Montagu, Charles (1660?-1722) (DNB00)
MONTAGU, CHARLES, first Duke of Manchester (1660?–1722), diplomatist, third and eldest surviving son of Robert, third earl of Manchester [see under Montagu, Edward, second Earl], by Anne, daughter of Sir Christopher Yelverton of Easton Maudit, Northamptonshire, born about 1660, was educated at Trinity College, Cambridge, and abroad. In 1680 he was created M.A. at Cambridge. He succeeded as Earl of Manchester and Viscount Mandeville on the death of his father, 14 March 1682. Of handsome appearance, he was chosen to serve the office of lord carver to the queen at the coronation of James II, 23 April 1685. On 12 May following he took his seat in the House of Lords, but soon afterwards went abroad in disgust at the revival of arbitrary power, had an audience of the Prince of Orange, and was made a party to his designs. Returning to England, he raised a troop of horse in Nottinghamshire, and joined the prince on his landing. At his coronation, 11 April 1689, he carried St. Edward's staff, and the same year was made captain of the yeomen of the guard and lord-lieutenant of Huntingdonshire. He attended the king to Ireland in June 1690, and fought at the Boyne and before Limerick. In the winter of 1697-8 he was at Venice on an extraordinary mission to obtain the release of certain English seamen detained in the galleys of the republic. The doge and signory received and entertained him with great ceremony, but returned evasive answers to his representations, and the prisoners had not been released when, in the spring of 1698, he was recalled.
On his return to England, Manchester was sworn of the privy council (8 June), and in the following year succeeded Lord Jersey as ambassador extraordinary at the court of France. He arrived in Paris on 5 Aug. 1699, and had his first audience of Louis XIV on 15 Nov. His principal function was to watch and, as far as possible, counteract the intrigues of the court of St. Germains, and accordingly, on the death of James II and the recognition of the Pretender by Louis, he was recalled without leave-taking (September 1701). From 4 Jan. 1701-2 to 15 May following, Manchester held the seal of secretary of state for the northern department. In 1707 he was again ambassador extraordinary at Venice, to negotiate the adhesion of the republic to the grand alliance. Travelling by Vienna, where he had an audience of the emperor (27 April), he reached Venice on 30 June. The signory, as on a former occasion, treated him with marked distinction, and returned evasive answers to his proposals, and in September 1708 he was recalled. On the accession of George I he was resworn of the privy council, to which he was first admitted 9 June 1698, and was appointed lord of the bedchamber, and on 30 April 1719 was created Duke of Manchester. He died on 20 Jan. 1721-2, and was buried at Kimbolton.

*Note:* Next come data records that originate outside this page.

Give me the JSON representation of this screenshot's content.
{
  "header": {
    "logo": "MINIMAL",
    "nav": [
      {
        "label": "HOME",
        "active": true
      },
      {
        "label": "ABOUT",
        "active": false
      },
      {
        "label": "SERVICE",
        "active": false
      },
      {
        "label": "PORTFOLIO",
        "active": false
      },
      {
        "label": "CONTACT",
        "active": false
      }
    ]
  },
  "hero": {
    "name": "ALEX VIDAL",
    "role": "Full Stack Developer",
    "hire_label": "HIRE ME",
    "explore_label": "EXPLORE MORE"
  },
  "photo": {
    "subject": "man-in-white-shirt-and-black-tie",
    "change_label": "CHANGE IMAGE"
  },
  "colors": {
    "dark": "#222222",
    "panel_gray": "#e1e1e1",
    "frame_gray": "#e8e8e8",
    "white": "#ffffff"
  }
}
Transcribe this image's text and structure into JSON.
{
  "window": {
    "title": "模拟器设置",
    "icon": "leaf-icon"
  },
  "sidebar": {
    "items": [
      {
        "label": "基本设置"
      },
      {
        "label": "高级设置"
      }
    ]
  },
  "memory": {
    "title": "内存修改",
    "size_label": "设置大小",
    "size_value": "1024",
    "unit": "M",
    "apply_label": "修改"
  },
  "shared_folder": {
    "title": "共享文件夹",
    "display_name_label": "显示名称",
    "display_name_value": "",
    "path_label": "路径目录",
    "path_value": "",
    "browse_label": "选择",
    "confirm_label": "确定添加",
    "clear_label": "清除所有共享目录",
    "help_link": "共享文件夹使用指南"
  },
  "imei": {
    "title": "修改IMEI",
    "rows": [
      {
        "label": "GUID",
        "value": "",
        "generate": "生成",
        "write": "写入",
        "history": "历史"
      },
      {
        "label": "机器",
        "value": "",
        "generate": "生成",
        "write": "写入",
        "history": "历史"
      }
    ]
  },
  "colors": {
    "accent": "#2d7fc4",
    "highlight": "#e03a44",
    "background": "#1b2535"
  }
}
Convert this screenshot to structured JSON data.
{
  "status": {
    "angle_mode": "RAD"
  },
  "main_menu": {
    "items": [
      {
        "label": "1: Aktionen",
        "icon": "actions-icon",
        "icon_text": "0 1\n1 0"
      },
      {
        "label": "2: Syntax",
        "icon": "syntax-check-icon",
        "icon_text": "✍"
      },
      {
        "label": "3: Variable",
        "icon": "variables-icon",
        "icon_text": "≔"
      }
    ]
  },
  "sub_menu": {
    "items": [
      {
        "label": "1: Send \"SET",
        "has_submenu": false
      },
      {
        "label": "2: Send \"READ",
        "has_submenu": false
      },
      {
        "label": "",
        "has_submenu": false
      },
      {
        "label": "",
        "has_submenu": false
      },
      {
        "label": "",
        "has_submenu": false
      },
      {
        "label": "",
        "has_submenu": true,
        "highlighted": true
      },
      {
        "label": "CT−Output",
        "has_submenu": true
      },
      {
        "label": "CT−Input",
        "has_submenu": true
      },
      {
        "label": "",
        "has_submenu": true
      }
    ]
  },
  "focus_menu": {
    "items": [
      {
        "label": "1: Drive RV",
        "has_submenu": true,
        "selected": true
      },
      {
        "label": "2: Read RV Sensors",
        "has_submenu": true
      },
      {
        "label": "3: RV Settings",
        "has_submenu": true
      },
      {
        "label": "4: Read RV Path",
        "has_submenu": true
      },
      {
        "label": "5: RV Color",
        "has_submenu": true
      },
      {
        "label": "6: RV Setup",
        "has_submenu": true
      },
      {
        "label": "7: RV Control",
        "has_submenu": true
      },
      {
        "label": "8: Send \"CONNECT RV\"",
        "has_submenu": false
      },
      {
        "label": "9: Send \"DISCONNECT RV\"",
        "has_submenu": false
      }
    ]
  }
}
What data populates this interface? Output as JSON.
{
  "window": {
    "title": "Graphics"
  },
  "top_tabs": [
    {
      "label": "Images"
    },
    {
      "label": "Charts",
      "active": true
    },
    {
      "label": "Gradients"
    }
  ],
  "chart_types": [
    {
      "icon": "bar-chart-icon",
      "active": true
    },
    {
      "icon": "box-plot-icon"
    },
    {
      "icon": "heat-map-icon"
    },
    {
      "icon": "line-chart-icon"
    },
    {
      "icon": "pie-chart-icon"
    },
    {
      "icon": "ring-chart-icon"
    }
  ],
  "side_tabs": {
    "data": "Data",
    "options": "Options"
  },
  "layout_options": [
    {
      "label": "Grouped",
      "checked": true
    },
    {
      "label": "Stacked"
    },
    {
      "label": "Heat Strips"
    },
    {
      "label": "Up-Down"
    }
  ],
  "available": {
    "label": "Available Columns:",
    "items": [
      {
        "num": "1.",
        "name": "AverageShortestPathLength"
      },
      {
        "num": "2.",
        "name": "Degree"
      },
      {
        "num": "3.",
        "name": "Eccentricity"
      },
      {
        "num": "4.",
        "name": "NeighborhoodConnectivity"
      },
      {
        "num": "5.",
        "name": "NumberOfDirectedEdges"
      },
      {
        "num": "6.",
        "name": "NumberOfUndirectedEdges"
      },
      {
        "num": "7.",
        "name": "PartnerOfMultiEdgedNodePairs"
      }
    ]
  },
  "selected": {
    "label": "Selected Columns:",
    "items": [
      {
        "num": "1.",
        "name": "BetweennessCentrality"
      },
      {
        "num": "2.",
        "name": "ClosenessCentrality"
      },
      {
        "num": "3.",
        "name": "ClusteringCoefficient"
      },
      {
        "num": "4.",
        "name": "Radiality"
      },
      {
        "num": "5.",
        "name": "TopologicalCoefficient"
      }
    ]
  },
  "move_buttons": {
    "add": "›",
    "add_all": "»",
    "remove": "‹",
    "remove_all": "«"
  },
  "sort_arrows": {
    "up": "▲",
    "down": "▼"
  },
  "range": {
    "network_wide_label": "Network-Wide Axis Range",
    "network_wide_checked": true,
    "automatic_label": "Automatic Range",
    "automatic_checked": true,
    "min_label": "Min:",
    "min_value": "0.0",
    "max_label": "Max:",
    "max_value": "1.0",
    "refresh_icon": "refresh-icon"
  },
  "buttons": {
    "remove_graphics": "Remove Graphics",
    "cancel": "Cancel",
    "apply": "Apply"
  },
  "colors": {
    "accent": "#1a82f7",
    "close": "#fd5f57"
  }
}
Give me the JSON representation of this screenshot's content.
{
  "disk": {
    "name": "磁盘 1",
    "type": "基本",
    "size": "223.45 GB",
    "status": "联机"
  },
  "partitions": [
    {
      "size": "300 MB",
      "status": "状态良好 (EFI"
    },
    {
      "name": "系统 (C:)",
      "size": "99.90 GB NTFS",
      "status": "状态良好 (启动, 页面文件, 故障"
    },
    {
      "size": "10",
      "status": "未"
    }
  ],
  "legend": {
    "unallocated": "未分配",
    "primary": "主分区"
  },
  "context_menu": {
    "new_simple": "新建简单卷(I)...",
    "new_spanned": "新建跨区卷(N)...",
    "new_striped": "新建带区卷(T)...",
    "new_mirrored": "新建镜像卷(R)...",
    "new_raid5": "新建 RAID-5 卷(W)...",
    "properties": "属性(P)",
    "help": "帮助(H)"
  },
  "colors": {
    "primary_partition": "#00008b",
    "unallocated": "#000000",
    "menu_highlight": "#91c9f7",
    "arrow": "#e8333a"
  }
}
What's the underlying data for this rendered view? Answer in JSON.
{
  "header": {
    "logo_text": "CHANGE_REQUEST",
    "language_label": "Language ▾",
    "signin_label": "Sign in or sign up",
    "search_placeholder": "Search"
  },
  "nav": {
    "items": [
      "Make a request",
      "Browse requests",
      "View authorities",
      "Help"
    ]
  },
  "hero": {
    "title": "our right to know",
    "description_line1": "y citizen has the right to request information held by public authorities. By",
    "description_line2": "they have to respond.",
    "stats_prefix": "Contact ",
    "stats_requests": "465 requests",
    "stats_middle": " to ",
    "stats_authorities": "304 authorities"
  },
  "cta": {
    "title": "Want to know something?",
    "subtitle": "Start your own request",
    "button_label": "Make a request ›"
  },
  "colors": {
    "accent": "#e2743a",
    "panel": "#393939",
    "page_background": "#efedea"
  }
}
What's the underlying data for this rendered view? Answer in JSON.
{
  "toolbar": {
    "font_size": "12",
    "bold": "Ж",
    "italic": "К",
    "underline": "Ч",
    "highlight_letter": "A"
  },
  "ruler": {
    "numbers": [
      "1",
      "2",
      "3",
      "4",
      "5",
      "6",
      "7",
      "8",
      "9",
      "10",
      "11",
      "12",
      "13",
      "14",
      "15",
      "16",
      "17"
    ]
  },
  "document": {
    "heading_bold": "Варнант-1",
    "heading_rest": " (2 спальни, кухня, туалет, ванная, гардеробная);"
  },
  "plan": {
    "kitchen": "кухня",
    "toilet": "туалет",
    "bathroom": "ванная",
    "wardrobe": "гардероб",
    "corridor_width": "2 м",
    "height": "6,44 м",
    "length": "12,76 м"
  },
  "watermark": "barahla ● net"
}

Manchester married, on 26 Feb. 1690-1, Dodington, second daughter and coheiress of Robert Greville, fourth lord Brooke, by whom he had two sons, William (1700-1739) and Robert (d. 1762), who in turn succeeded to the title, and four daughters.
In person, Manchester was of the middle height, with an elegant figure and fine features. As a public man he was of the highest integrity, but had ' more application than capacity.' The portrait of him by Kneller as a member of the Kit-Cat Club was engraved by J. Faber.
[Cole's Hist. and Polit. Memoirs from the Courts in Europe from 1697 to 1708; Granger's Biog. Hist. ed. Noble, 1806, iii. 28; Hist. Reg. Chron. Diary, 1722, p. 8; Duke of Manchester's Court and Society from Elizabeth to Anne, ii. 90; Sandford's Hist. of the Coronation of James II; Form of the Proceeding to the Coronation of King William and Queen Mary; Clarendon and Rochester Corresp.; Luttrell's Relation of State Affairs; Chamberlayne's Angliæ Notitia, 1691; Story's Continuation of the Hist. of the Wars of Ireland, 1693, pp. 18 et seq.; Beatson's Polit. Index, i. 448; Hist. MSS. Comm. 1st Rep. App. p. 193, 3rd Rep. App. p. 193, 7th Rep. App. p. 418, 8th Rep. App. pp. 35, 47, 10th Rep. App. pt. v. p. 130; Grimblot's Letters of William III, 1848, ii. 449, 450, 479; Collins's Peerage, ed. Brydges, iii. 83; Doyle's Official Baronage.]